The government presented its socially progressive ambitions in the same light as those it harbours for an innovative new green economy for Canada: something the country cannot afford not to do. “Mr. Speaker, we know that Canada’s future competitiveness depends on our ability to take advantage of the net-zero green economy,” Freeland said in the House. “Our growth plan must continue to advance our progress on climate action and promote a clean economy.”

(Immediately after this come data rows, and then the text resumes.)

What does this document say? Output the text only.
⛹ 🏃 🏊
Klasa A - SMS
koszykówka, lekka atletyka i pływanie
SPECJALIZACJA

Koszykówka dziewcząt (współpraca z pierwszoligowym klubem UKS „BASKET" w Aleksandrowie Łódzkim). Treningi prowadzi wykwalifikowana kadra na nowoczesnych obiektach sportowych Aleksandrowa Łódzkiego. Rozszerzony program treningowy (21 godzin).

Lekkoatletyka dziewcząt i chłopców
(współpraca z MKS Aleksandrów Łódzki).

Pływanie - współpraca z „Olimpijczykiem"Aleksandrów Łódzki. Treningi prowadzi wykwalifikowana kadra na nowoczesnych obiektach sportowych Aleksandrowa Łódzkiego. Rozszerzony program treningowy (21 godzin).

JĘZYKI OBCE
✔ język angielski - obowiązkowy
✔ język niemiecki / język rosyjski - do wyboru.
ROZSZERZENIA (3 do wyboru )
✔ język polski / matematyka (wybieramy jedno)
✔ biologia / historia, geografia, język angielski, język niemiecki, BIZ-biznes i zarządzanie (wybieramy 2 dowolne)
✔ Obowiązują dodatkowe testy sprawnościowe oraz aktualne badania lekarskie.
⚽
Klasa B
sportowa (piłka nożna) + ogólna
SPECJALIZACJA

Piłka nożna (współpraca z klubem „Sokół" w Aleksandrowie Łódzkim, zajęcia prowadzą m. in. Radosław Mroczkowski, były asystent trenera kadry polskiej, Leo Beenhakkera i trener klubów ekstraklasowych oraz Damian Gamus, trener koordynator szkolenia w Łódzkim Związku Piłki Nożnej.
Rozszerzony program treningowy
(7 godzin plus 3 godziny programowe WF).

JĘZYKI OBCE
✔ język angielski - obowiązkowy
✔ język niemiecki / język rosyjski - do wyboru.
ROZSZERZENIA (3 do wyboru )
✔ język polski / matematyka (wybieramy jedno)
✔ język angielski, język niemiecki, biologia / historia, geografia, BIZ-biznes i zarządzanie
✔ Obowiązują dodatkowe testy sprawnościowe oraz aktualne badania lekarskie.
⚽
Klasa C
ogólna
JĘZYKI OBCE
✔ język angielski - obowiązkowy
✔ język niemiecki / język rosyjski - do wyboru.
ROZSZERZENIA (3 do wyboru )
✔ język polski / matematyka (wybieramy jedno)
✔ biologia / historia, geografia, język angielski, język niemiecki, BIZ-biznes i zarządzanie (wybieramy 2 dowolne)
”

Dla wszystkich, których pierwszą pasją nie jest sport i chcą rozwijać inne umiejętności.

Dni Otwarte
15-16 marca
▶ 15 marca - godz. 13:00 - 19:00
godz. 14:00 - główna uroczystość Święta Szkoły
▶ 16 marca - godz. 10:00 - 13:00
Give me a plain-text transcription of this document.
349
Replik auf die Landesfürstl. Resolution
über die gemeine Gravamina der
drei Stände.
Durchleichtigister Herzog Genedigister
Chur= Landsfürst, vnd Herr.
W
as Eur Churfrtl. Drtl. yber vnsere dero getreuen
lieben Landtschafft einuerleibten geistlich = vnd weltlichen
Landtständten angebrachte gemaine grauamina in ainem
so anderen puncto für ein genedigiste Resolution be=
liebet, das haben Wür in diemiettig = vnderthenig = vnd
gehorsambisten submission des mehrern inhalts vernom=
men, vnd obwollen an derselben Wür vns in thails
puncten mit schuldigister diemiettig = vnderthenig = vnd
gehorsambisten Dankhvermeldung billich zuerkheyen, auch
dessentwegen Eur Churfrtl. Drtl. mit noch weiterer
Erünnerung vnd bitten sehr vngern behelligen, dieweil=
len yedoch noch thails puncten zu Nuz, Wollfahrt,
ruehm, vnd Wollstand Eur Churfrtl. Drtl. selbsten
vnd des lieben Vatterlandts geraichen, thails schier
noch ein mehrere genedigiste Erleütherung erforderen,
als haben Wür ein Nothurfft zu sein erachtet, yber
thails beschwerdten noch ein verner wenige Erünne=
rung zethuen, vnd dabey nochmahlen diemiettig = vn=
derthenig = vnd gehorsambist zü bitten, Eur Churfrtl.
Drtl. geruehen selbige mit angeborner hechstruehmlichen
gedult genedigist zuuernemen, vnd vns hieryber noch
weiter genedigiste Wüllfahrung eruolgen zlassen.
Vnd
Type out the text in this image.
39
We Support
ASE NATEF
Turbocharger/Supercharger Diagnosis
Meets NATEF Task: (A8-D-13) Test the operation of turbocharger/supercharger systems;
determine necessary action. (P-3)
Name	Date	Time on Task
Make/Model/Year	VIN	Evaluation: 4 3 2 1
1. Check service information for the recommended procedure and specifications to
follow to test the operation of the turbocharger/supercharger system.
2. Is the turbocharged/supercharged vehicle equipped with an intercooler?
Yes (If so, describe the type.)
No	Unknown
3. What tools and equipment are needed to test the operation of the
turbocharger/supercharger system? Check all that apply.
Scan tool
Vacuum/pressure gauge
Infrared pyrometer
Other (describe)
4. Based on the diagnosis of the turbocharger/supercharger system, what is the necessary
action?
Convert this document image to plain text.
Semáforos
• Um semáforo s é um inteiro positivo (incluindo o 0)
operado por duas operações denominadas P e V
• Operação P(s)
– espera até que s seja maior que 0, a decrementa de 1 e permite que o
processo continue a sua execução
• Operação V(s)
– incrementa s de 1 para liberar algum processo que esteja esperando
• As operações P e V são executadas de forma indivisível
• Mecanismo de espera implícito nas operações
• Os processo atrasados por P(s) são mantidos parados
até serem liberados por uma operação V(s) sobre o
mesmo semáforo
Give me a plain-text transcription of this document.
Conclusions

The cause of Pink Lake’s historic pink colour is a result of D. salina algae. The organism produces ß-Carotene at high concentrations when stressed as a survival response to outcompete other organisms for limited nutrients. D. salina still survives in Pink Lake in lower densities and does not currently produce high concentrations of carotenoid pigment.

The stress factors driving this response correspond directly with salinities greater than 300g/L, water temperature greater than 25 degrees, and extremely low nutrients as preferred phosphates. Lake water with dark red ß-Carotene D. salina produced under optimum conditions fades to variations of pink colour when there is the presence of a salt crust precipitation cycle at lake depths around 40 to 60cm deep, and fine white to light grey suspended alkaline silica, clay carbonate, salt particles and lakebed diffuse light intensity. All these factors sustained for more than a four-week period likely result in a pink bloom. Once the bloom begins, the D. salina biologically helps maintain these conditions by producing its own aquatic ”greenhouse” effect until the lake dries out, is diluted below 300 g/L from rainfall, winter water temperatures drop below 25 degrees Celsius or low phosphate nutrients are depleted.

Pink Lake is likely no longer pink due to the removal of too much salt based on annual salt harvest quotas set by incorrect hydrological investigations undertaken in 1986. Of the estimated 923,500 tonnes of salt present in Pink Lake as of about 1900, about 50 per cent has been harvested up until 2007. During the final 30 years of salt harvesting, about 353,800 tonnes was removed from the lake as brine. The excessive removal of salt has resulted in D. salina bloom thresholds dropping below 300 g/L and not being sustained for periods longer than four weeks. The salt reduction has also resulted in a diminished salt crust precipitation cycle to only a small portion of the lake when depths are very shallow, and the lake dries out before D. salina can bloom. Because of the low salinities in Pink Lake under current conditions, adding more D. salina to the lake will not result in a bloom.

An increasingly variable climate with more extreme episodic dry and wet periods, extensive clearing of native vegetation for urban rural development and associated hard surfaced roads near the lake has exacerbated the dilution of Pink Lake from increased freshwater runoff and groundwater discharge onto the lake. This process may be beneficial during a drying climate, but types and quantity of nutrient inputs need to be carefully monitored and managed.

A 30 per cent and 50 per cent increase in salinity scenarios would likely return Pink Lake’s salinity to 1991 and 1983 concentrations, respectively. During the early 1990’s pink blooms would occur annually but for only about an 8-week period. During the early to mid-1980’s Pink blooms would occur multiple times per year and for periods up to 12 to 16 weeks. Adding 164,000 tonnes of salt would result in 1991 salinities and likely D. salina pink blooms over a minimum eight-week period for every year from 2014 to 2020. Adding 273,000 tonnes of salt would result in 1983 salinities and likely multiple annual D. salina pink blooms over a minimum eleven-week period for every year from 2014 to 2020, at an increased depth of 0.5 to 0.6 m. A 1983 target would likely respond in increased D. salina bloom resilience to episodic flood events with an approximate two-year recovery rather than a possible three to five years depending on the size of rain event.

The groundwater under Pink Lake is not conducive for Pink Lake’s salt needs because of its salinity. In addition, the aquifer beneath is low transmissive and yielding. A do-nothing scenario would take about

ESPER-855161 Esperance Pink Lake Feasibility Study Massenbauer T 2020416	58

To that end, the government finally attached a price tag—$3.16 billion over 10 years—to its 2019 plan to plant two billion trees. It also pledged $2.6 billion over seven years for a home energy retrofit program to help people make their homes more efficient, with the help of grants of up to $5,000; similar programs have proven enormously popular in the past. There is also $150 million over three years on offer to build electric vehicle charging stations, in a bid to encourage people to buy zero-emissions vehicles.

But as the balance of ink and enormous quantities of money spilled on this fiscal update make clear, the first job is emerging safely from these dark and dismal months of stress, fear and grief before anyone can think about how shiny the spring might be.